Según han confirmado fuentes judiciales, el órgano encargado de la instrucción ha recibido hasta la fecha un total de 34 denuncias presentadas por víctimas del accidente. Estas denuncias constituyen, por el momento, el núcleo principal de las actuaciones penales en marcha.
Además, el procedimiento ha registrado la solicitud de personación de siete acusaciones populares, que han pedido intervenir formalmente en la causa. No obstante, el juzgado aún no ha adoptado una resolución sobre la admisión de dichas personaciones, un paso necesario antes de que puedan participar plenamente en el proceso judicial.
Paralelamente, el tribunal ha abierto 148 diligencias previas derivadas directamente de los partes médicos remitidos al juzgado tras el accidente.
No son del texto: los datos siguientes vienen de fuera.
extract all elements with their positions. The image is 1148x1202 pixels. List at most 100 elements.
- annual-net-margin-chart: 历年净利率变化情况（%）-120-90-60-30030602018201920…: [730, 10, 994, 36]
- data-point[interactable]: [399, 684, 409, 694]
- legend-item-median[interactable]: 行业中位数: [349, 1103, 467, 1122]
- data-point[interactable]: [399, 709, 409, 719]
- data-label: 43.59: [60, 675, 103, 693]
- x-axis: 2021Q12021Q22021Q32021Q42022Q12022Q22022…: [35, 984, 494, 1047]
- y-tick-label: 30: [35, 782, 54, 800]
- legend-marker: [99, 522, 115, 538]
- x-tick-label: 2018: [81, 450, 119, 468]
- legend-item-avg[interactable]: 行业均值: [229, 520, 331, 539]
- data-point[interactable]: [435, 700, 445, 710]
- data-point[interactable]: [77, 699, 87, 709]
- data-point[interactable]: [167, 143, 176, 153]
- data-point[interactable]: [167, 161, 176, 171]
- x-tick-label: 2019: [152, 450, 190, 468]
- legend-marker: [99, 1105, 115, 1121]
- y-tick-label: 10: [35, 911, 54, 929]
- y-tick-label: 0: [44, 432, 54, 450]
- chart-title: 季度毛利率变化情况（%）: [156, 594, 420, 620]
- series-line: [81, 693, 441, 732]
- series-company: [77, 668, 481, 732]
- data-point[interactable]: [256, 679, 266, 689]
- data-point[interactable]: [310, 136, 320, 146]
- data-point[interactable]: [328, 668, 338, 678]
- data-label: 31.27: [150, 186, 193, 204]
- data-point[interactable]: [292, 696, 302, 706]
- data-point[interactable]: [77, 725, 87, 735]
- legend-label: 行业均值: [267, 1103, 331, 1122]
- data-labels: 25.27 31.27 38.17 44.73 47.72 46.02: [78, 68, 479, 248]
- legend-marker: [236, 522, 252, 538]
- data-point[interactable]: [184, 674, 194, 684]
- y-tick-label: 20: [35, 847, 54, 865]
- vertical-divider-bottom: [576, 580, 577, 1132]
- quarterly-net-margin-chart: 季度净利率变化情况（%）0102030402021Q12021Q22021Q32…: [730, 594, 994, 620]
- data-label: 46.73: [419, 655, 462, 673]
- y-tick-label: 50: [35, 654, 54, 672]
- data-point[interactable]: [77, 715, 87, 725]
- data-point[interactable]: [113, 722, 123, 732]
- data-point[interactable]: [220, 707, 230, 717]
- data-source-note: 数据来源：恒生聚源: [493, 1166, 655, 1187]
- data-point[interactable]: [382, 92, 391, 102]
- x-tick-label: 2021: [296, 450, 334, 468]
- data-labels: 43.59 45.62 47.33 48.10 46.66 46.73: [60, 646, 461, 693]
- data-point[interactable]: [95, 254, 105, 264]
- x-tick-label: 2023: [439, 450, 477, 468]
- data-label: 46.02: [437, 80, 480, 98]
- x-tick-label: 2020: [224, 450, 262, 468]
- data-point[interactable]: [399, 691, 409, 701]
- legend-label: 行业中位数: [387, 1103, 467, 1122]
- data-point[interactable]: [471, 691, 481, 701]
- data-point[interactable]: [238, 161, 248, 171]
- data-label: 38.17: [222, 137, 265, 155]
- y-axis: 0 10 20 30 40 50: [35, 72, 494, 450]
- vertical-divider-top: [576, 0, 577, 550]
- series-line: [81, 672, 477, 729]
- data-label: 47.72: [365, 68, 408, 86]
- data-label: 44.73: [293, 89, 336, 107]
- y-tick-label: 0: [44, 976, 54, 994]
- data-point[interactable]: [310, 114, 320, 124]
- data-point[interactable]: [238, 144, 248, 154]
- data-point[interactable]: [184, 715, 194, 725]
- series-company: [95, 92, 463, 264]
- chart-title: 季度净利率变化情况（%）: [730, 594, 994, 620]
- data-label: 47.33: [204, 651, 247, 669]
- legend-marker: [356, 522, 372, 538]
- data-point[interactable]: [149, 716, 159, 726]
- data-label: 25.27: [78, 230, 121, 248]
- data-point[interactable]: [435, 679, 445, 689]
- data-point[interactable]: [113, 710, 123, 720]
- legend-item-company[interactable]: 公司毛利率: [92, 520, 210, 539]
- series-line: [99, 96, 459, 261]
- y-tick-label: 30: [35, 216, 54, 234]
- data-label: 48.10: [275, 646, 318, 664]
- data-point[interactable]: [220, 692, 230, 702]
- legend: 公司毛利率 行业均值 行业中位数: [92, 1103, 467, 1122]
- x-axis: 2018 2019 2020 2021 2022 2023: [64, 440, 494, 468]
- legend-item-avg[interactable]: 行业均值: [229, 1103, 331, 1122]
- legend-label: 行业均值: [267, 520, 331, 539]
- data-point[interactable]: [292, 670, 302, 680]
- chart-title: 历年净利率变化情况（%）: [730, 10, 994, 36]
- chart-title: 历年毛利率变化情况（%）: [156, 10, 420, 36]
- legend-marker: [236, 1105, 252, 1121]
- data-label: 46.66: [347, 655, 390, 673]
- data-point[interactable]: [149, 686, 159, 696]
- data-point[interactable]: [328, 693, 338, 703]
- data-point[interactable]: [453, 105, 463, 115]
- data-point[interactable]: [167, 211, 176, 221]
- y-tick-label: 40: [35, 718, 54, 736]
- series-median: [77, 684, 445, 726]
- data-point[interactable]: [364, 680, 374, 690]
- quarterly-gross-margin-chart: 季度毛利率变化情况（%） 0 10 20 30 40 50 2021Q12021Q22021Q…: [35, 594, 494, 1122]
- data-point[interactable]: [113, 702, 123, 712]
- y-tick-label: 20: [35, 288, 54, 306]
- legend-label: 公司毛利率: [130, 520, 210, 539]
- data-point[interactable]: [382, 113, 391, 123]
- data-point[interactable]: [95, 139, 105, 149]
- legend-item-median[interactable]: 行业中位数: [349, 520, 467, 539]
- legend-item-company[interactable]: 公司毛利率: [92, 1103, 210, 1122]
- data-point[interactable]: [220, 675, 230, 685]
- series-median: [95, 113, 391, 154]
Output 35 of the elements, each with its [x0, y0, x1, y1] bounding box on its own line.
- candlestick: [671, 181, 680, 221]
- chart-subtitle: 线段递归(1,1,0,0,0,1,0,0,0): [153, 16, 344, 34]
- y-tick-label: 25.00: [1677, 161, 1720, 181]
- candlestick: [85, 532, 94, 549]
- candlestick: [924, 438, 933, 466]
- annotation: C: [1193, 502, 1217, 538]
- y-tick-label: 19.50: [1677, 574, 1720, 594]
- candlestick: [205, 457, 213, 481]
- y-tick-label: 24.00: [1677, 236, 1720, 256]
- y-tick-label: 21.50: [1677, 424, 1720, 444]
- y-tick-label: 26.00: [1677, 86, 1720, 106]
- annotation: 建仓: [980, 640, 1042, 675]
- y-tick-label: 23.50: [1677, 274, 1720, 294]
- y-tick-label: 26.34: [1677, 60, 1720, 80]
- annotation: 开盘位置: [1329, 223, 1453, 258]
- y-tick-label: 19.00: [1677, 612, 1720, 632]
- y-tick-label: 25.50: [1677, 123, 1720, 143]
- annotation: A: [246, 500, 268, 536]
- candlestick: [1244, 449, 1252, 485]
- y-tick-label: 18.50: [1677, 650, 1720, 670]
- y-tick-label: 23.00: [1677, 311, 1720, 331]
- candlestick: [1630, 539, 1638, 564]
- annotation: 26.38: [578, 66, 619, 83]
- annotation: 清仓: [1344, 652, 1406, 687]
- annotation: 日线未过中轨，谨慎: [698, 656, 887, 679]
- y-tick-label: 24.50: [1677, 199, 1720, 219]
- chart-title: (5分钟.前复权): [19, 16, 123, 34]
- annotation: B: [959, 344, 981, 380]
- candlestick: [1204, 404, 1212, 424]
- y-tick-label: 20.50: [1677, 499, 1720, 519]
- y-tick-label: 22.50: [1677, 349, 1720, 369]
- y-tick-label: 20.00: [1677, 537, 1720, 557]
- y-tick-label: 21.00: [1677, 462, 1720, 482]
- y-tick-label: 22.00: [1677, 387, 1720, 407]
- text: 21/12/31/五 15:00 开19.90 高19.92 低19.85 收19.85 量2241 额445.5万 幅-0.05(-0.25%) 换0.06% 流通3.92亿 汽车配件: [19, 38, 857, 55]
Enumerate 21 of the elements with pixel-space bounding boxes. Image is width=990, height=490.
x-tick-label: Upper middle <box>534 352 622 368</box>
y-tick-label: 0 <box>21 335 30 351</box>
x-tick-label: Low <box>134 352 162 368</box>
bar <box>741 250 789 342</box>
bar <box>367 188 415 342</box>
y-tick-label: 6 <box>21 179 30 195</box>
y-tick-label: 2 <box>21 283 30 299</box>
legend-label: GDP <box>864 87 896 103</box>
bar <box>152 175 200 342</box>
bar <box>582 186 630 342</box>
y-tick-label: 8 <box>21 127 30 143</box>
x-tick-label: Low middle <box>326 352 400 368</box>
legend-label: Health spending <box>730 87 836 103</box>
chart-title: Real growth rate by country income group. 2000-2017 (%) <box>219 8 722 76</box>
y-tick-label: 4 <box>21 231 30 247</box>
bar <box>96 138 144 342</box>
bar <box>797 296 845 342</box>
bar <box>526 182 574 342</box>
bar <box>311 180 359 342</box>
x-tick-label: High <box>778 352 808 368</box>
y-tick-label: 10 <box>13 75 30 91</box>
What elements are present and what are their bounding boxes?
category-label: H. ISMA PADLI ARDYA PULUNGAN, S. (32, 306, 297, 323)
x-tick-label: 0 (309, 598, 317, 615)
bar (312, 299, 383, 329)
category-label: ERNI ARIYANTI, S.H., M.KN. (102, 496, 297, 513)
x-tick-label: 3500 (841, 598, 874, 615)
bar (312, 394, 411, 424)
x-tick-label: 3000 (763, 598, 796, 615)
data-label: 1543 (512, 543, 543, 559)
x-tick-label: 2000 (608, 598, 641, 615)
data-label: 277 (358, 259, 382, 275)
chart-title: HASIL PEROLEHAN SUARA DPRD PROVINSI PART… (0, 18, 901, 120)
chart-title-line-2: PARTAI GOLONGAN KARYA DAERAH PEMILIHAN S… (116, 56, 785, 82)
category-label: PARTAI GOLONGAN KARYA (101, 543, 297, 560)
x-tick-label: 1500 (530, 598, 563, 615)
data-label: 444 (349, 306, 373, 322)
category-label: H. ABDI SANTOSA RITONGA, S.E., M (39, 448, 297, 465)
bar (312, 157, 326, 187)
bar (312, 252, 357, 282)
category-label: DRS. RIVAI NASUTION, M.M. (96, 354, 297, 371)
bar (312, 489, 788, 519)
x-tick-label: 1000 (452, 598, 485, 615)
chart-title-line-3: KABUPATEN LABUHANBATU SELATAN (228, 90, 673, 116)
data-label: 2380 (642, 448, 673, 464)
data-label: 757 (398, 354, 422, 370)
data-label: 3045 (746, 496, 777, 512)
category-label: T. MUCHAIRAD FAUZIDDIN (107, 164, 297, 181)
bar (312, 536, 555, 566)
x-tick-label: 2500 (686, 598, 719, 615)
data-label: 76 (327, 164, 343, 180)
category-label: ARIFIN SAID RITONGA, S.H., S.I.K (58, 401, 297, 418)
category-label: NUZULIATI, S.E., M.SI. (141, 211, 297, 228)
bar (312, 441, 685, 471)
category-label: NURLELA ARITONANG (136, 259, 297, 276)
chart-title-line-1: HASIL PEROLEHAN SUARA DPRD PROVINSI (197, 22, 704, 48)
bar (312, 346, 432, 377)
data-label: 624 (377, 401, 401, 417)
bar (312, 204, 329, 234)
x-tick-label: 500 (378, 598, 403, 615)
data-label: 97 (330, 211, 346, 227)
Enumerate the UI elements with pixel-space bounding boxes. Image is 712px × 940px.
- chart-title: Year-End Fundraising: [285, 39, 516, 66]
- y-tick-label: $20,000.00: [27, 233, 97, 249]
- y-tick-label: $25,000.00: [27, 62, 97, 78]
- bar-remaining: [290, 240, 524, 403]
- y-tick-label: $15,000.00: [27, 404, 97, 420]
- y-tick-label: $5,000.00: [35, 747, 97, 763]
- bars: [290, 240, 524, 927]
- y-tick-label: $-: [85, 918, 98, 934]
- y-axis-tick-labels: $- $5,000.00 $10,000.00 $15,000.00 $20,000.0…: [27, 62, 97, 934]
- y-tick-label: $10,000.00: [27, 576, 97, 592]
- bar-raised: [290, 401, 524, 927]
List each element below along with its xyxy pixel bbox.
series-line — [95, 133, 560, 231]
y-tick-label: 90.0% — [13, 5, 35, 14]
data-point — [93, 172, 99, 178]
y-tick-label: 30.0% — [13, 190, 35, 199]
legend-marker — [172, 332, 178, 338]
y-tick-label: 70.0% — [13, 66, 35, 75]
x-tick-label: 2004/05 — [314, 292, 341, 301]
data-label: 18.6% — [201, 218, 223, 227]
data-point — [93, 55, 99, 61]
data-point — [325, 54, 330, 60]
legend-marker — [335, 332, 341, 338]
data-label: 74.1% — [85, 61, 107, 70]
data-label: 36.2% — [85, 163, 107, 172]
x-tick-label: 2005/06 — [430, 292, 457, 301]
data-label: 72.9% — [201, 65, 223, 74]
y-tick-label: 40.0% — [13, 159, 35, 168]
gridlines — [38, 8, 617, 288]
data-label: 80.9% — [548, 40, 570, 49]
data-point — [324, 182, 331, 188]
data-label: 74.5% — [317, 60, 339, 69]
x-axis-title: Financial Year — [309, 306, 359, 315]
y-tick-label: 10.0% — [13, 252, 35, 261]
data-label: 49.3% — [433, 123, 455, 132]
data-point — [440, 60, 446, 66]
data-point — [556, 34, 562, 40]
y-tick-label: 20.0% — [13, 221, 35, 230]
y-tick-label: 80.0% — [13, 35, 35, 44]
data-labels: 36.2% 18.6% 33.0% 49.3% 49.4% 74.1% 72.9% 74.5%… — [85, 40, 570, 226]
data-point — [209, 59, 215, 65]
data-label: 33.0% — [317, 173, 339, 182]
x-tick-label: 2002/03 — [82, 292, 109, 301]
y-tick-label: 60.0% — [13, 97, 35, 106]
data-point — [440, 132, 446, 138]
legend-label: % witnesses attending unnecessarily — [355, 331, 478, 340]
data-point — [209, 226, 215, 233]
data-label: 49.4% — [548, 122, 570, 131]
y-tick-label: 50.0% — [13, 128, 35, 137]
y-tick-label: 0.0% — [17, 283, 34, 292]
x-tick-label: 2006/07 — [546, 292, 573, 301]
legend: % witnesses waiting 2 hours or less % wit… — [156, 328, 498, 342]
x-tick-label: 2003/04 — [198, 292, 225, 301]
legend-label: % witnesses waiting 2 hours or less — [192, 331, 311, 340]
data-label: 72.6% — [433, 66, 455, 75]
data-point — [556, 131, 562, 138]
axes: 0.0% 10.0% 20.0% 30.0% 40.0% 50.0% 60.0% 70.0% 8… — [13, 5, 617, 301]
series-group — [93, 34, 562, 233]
Estas actuaciones corresponden a personas que resultaron heridas y cuyos informes sanitarios han sido trasladados a la autoridad judicial para valorar posibles responsabilidades.
A todos los afectados incluidos en estas diligencias se les está realizando el preceptivo ofrecimiento de acciones, un trámite mediante el cual se les informa de su derecho a personarse en el procedimiento, reclamar indemnizaciones o ejercer acciones penales si así lo consideran oportuno.
Investigación en fase inicial
La causa se encuentra todavía en una fase inicial de instrucción, centrada en la recopilación de pruebas, la identificación de posibles responsables y el análisis técnico del siniestro ferroviario. Entre las diligencias pendientes figuran previsiblemente informes periciales, declaraciones de testigos y la evaluación de las condiciones de seguridad existentes en el momento del accidente.
El volumen de denuncias y diligencias abiertas apunta a una investigación compleja que podría prolongarse durante años, dada la necesidad de determinar con precisión las circunstancias que provocaron el choque y las posibles responsabilidades civiles y penales derivadas.